Since Francisco is working and Jairo locked away, I decide to move on today so as not to be in the way. I start doing research on where to go next and it turns out to be more time consuming than I thought. There’s a private nature reserve I’d like to visit, one of the few places where the endangered golden lion tamarin, a small monkey, is thriving, but it takes hours to find out that the next opportunity is 5 days from now — longer than I planned to stay in this part of Brasil. I decide to hedge my bets by trying to stay with a host in the Rio de Janeiro area, even though we just spent 9 days there, and see how I feel about waiting around for the reserve visit. I contact a Servas host in Rio who had invited us to stay with her 3 days ago and ask if I’m welcome solo.
I start the same long drive back eastward that I just did yesterday, not sure where I’ll end up tonight.
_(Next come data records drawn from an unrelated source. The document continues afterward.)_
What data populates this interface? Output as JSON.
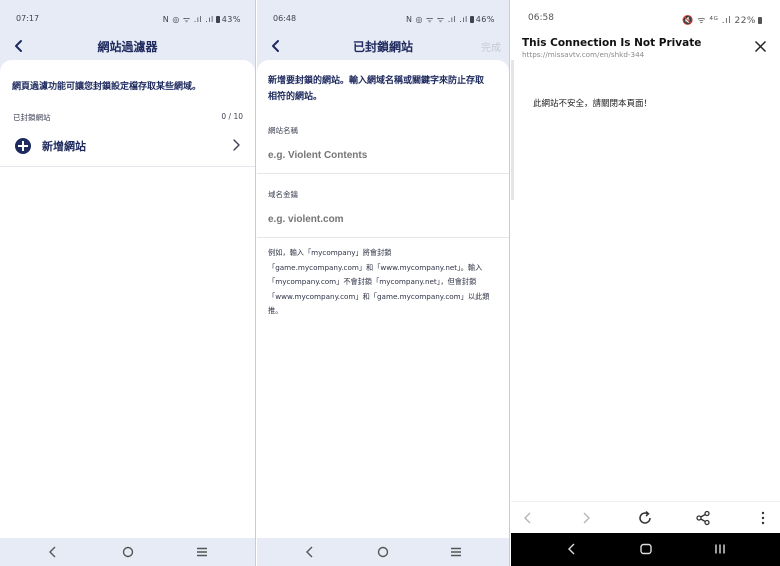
{
  "panel1": {
    "status": {
      "time": "07:17",
      "icons": "N ◎ ᯤ .ıl .ıl",
      "battery": "43%"
    },
    "header": {
      "title": "網站過濾器"
    },
    "description": "網頁過濾功能可讓您封鎖設定檔存取某些網域。",
    "section_label": "已封鎖網站",
    "count": "0 / 10",
    "add_label": "新增網站"
  },
  "panel2": {
    "status": {
      "time": "06:48",
      "icons": "N ◎ ᯤ ᯤ .ıl .ıl",
      "battery": "46%"
    },
    "header": {
      "title": "已封鎖網站",
      "done_label": "完成"
    },
    "description_line1": "新增要封鎖的網站。輸入網域名稱或關鍵字來防止存取",
    "description_line2": "相符的網站。",
    "site_name_label": "網站名稱",
    "site_name_placeholder": "e.g. Violent Contents",
    "domain_label": "域名金鑰",
    "domain_placeholder": "e.g. violent.com",
    "example_lines": [
      "例如，輸入「mycompany」將會封鎖",
      "「game.mycompany.com」和「www.mycompany.net」。輸入",
      "「mycompany.com」不會封鎖「mycompany.net」，但會封鎖",
      "「www.mycompany.com」和「game.mycompany.com」以此類",
      "推。"
    ]
  },
  "panel3": {
    "status": {
      "time": "06:58",
      "icons": "🔇 ᯤ ⁴ᴳ .ıl",
      "battery": "22%"
    },
    "page_title": "This Connection Is Not Private",
    "url": "https://missavtv.com/en/shkd-344",
    "message": "此網站不安全，請關閉本頁面！"
  },
  "colors": {
    "brand_navy": "#1e2a5e",
    "app_background": "#e7ebf5",
    "done_disabled": "#c6c9d4"
  }
}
By 2 PM, I get a “welcome” email from the host, Déo, and plot a route to her address in Laranjeiras, a Rio neighborhood we hadn’t visited earlier. Six hours of hard driving, interrupted only for a 30 minute nap, refueling, and 2 tiny cups of cafezinho — the ubiquitous Brasilian expresso offered as a courtesy in many gas stations and stores, or at a minimal price in every restaurant. I roll in to my destination after dark at 8 PM. It’s a street that dead ends against a rock wall at least 200 feet high — only in Rio are the residences immediately adjacent to precipitous, wooded mountains all through the city.
The short street is populated by six residential towers of about 20 stories each and an equal number of seven story edifices.
I park the car and search out the exact address on foot. To my surprise, Déo’s address isn’t one of the high rises, but a tiny, gated, perpendicular, dead end alleyway lined both sides with small attached homes.
It’s like something out of a Sherlock Holmes setting. I find my way to the correct house, knock on the door, and am assured I have reached the right place. After carefully squeezing the Subaru into a parallel parking space in the narrow alley, I’m welcomed into the house by Déo and Gilberto.
Déo had warned me in advance that the house was messy and now I see it’s because it’s under major remodel, with construction supplies and displaced furniture piled haphazardly in much of the open space. Nonetheless, the alley is a charming anachronism in an otherwise tower-dominated residential street.
Although Gilberto speaks no English, Déo is fluent so my initial use of Portuguese quickly changes to English to enable more efficient communication. I’m wiped, so after a couple of hours of get-acquainted conversation (during which I’m watching my phone for further updates from Helene — there are none), I go to my assigned room and drop off immediately.